Monday, November 7, 2016

In the Tending Season

I'm crazy about peaches. I like to eat them whole, like an apple, leaning over the kitchen sink with the juice dripping off my chin. I like them so much that I may sneak away while my kids play in the other room to eat my peaches in secret.

It's hard to love peaches though. They're a fruit that requires faith. We invest in them when they are still hard, hoping for them to ripen to sweetness. Believing in the tender perfection that can burst forth if we catch them in that perfect moment. Sometimes that moment never comes. Sometimes they were picked too early and never lose their hardness or they were picked too late and the fruit has become mealy and bitter.

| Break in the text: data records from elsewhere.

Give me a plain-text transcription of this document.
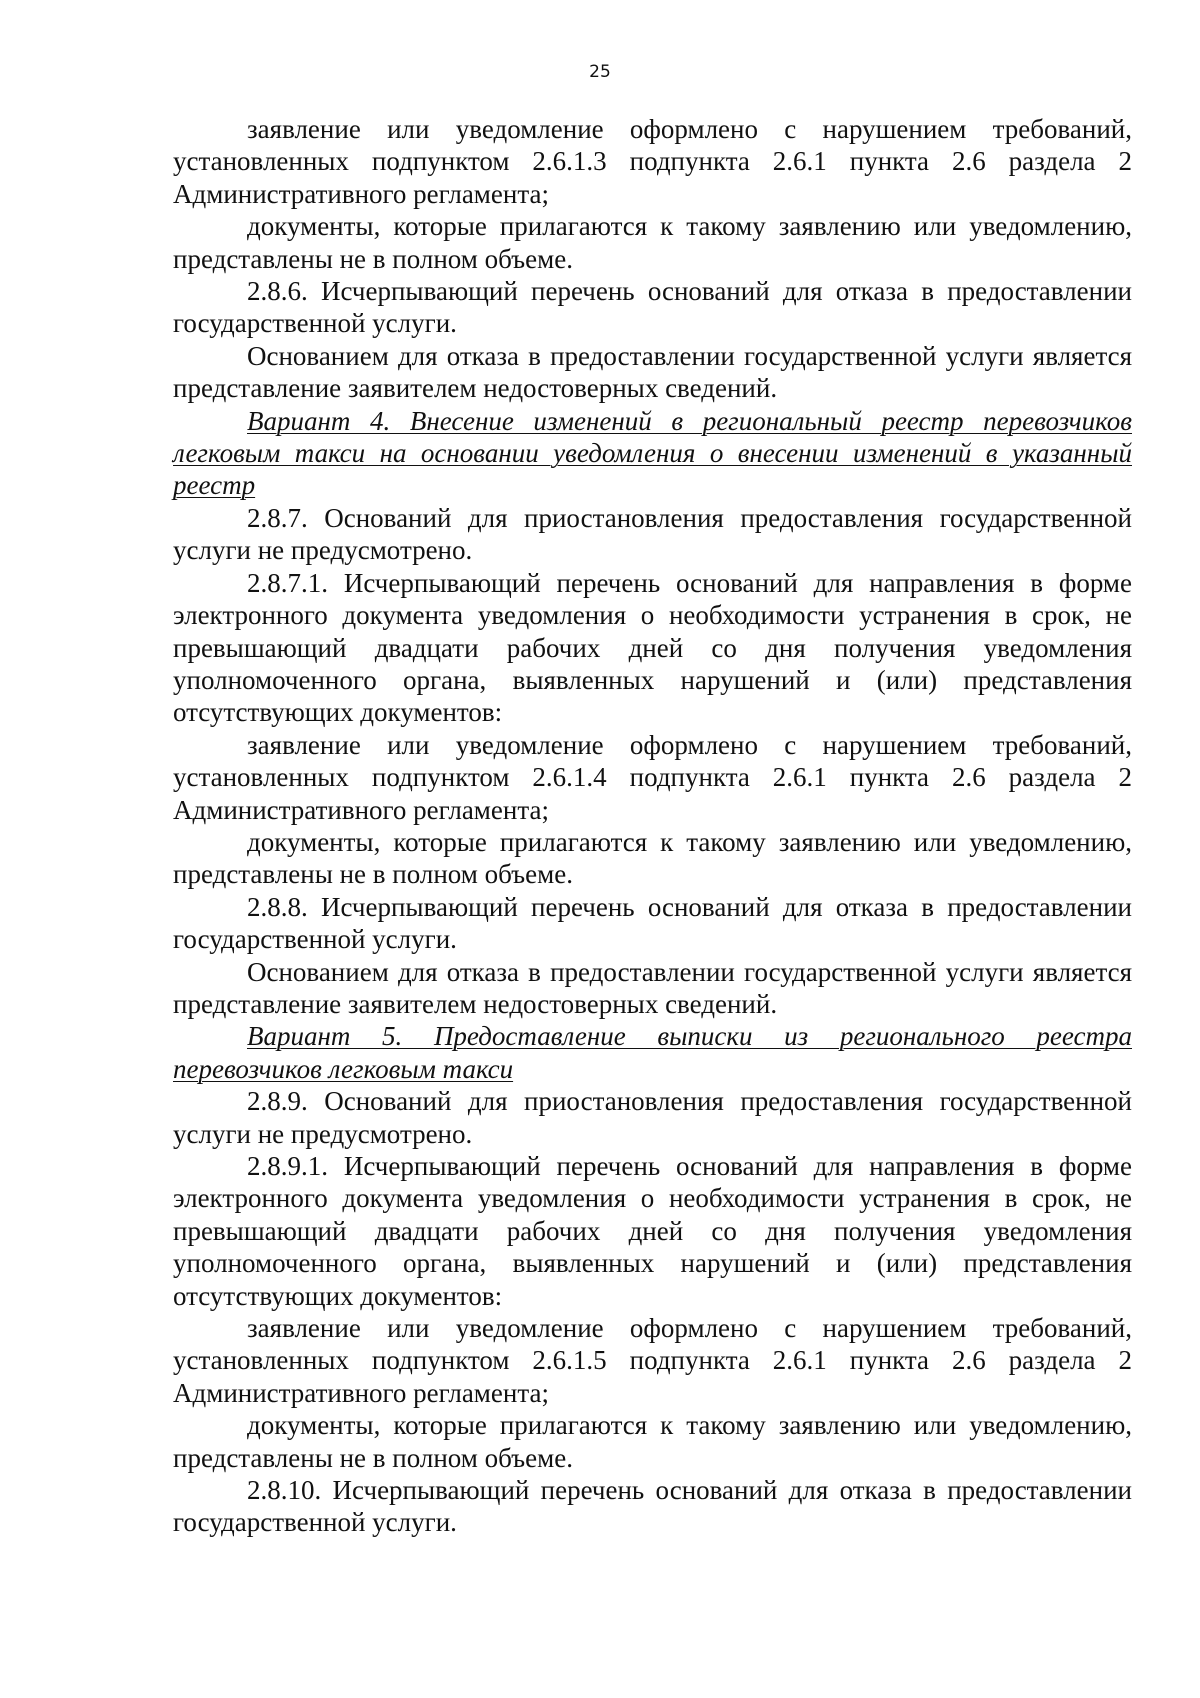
25

заявление или уведомление оформлено с нарушением требований, установленных подпунктом 2.6.1.3 подпункта 2.6.1 пункта 2.6 раздела 2 Административного регламента;

документы, которые прилагаются к такому заявлению или уведомлению, представлены не в полном объеме.

2.8.6. Исчерпывающий перечень оснований для отказа в предоставлении государственной услуги.

Основанием для отказа в предоставлении государственной услуги является представление заявителем недостоверных сведений.

Вариант 4. Внесение изменений в региональный реестр перевозчиков легковым такси на основании уведомления о внесении изменений в указанный реестр

2.8.7. Оснований для приостановления предоставления государственной услуги не предусмотрено.

2.8.7.1. Исчерпывающий перечень оснований для направления в форме электронного документа уведомления о необходимости устранения в срок, не превышающий двадцати рабочих дней со дня получения уведомления уполномоченного органа, выявленных нарушений и (или) представления отсутствующих документов:

заявление или уведомление оформлено с нарушением требований, установленных подпунктом 2.6.1.4 подпункта 2.6.1 пункта 2.6 раздела 2 Административного регламента;

документы, которые прилагаются к такому заявлению или уведомлению, представлены не в полном объеме.

2.8.8. Исчерпывающий перечень оснований для отказа в предоставлении государственной услуги.

Основанием для отказа в предоставлении государственной услуги является представление заявителем недостоверных сведений.

Вариант 5. Предоставление выписки из регионального реестра перевозчиков легковым такси

2.8.9. Оснований для приостановления предоставления государственной услуги не предусмотрено.

2.8.9.1. Исчерпывающий перечень оснований для направления в форме электронного документа уведомления о необходимости устранения в срок, не превышающий двадцати рабочих дней со дня получения уведомления уполномоченного органа, выявленных нарушений и (или) представления отсутствующих документов:

заявление или уведомление оформлено с нарушением требований, установленных подпунктом 2.6.1.5 подпункта 2.6.1 пункта 2.6 раздела 2 Административного регламента;

документы, которые прилагаются к такому заявлению или уведомлению, представлены не в полном объеме.

2.8.10. Исчерпывающий перечень оснований для отказа в предоставлении государственной услуги.
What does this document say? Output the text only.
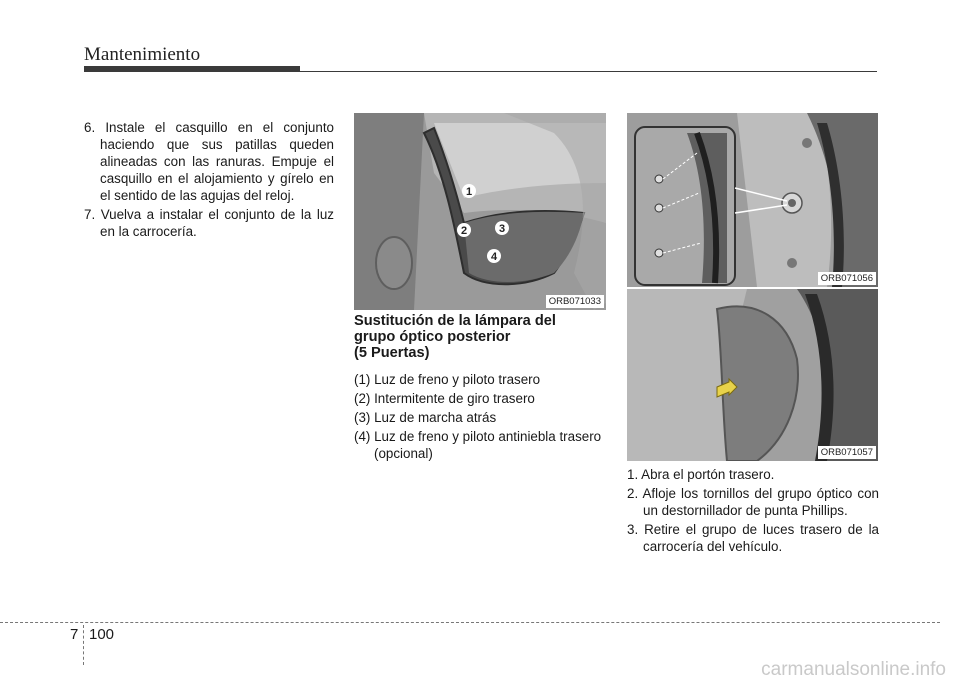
Mantenimiento

6. Instale el casquillo en el conjunto haciendo que sus patillas queden alineadas con las ranuras. Empuje el casquillo en el alojamiento y gírelo en el sentido de las agujas del reloj.

7. Vuelva a instalar el conjunto de la luz en la carrocería.

1
2	3
4
ORB071033
ORB071056
ORB071057
Sustitución de la lámpara del
grupo óptico posterior
(5 Puertas)

(1) Luz de freno y piloto trasero

(2) Intermitente de giro trasero

(3) Luz de marcha atrás

(4) Luz de freno y piloto antiniebla trasero (opcional)

1. Abra el portón trasero.

2. Afloje los tornillos del grupo óptico con un destornillador de punta Phillips.

3. Retire el grupo de luces trasero de la carrocería del vehículo.

7 100
carmanualsonline.info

Peaches remind me of psalm 1:3, "He is like a tree planted by streams of water that yields its fruit in its season, and its leaf does not wither. In all that he does, he prospers."

Mommies, we may be firmly planted trees, but we only bear fruit in season. If we try to force fruit during the seasons of sowing, trimming, or abiding, from our sheer willpower to produce, it may be mealy or hard. The tending seasons require faith and faithfulness. We still do the work: water, weed, and prune. We move forward in obedience to the tasks God sets before us, but there are seasons with little to no fruit.


Yet we hold fast in faith. We believe that God is working--in us and in our little ones--as we invest with hope, waiting for the moments of juicy sweetness, the ripe fruits. One day, we'll get our peaches.